Origine et histoire de la Cathédrale Saint-Pierre
La cathédrale Saint-Pierre de Lisieux, située dans le Calvados en Normandie, est un chef-d’œuvre du gothique normand, construit entre le XIIe et le XVe siècle. Elle succède à au moins deux édifices antérieurs, dont une cathédrale romane reconstruite au XIe siècle après des raids vikings. L’évêque Arnoul (1141–1181), proche de Suger, lance sa reconstruction vers 1160–1170, introduisant précocement en Normandie des innovations gothiques comme les voûtes d’ogives et les arcs-boutants. La nef, austère et inspirée du style francilien, contraste avec le chevet du XIIIe siècle, marqué par un gothique normand plus élancé.
La cathédrale subit des agrandissements aux XIVe et XVe siècles, avec l’ajout de douze chapelles de style flamboyant le long des bas-côtés. L’évêque Pierre Cauchon (1432–1442), connu pour son rôle dans le procès de Jeanne d’Arc, y est inhumé après avoir reconstruit la chapelle axiale du chœur, remarquable par ses verrières et sa profondeur. En 1553, l’effondrement de la tour sud entraîne sa reconstruction dans un style mêlant gothique flamboyant et Renaissance. Les vitraux médiévaux, remplacés au XVIIe siècle, sont partiellement restaurés aux XIXe et XXe siècles par des ateliers comme Gsell-Laurent.
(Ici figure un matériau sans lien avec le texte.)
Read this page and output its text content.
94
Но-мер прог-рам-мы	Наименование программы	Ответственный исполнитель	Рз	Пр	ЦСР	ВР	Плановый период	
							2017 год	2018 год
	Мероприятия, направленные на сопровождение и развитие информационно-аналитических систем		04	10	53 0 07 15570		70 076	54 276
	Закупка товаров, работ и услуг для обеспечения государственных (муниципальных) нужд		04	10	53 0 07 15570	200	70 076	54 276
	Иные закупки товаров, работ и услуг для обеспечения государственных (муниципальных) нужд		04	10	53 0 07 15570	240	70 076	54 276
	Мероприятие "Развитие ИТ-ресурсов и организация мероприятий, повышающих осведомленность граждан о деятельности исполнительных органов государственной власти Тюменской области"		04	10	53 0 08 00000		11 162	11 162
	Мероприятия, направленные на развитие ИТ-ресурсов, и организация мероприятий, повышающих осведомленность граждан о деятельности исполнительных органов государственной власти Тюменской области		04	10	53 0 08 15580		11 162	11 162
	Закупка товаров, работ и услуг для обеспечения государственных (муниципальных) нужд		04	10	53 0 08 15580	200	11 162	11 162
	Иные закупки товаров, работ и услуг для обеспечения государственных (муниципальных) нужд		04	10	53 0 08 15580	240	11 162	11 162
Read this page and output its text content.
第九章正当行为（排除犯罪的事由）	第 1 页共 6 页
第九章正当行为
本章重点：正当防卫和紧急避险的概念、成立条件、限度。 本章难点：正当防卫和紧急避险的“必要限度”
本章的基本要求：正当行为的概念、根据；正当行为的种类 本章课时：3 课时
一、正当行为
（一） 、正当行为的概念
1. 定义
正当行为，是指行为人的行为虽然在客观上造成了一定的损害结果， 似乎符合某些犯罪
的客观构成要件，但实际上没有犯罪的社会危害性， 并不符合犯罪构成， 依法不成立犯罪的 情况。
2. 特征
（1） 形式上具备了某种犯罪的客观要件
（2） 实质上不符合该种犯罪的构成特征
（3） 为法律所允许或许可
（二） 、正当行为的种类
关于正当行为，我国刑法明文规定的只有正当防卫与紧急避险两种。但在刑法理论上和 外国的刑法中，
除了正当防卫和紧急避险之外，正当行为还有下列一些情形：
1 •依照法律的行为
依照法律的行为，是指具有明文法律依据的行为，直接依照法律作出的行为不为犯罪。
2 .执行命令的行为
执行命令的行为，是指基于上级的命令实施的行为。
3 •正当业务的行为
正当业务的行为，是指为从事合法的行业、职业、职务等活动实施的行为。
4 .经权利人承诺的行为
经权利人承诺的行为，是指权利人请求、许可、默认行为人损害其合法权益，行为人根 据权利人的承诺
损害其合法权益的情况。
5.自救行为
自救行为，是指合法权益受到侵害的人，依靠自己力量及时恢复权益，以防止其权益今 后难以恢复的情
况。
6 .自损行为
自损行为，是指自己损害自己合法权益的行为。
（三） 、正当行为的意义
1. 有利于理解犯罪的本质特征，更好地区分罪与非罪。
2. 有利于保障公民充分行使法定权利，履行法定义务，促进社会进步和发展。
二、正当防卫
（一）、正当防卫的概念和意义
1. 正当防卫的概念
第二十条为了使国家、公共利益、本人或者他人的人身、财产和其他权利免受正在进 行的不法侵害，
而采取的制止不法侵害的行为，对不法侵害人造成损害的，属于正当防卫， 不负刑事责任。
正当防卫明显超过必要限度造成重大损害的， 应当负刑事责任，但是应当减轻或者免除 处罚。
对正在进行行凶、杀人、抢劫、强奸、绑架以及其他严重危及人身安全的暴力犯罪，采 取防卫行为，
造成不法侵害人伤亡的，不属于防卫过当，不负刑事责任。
Classée monument historique dès 1840, la cathédrale abrite deux orgues d’Aristide Cavaillé-Coll (1871 et 1870), dont celui de tribune, classé à son tour en 1972. Bien que réduite au rang d’église paroissiale après la Révolution, elle reste un lieu de mémoire lié à sainte Thérèse de Lisieux, qui y assistait aux offices. Son architecture, alliant sobriété extérieure et richesse intérieure (triforium, chapiteaux sculptés), témoigne des évolutions stylistiques normandes, des origines romanes à l’apogée gothique.
Les bombardements de 1944 épargnent miraculeusement l’édifice, faisant de lui un rare vestige lexovien médiéval. Aujourd’hui, la cathédrale coexiste avec la basilique Sainte-Thérèse (XXe siècle), bien que cette dernière, de style byzantin, ne doit pas être confondue avec le monument gothique. Les traces de peintures murales et les chapiteaux à feuillages rappellent un intérieur jadis polychrome, tandis que les gisants d’évêques, comme celui de Guillaume de Rupierre (†1201), illustrent son rôle funéraire.
Le plan de l’édifice, reprenant celui de la cathédrale romane, comprend une nef de huit travées, un transept à bas-côtés (disposition rare en Normandie), et un chœur à déambulatoire. La tour-lanterne, typique des églises normandes, domine l’ensemble aux côtés des deux tours de façade, dont celle du nord, élancée, date du XIIIe siècle. L’absence de statues sur les portails, remplacée par des motifs géométriques, souligne la sobriété caractéristique de l’art normand.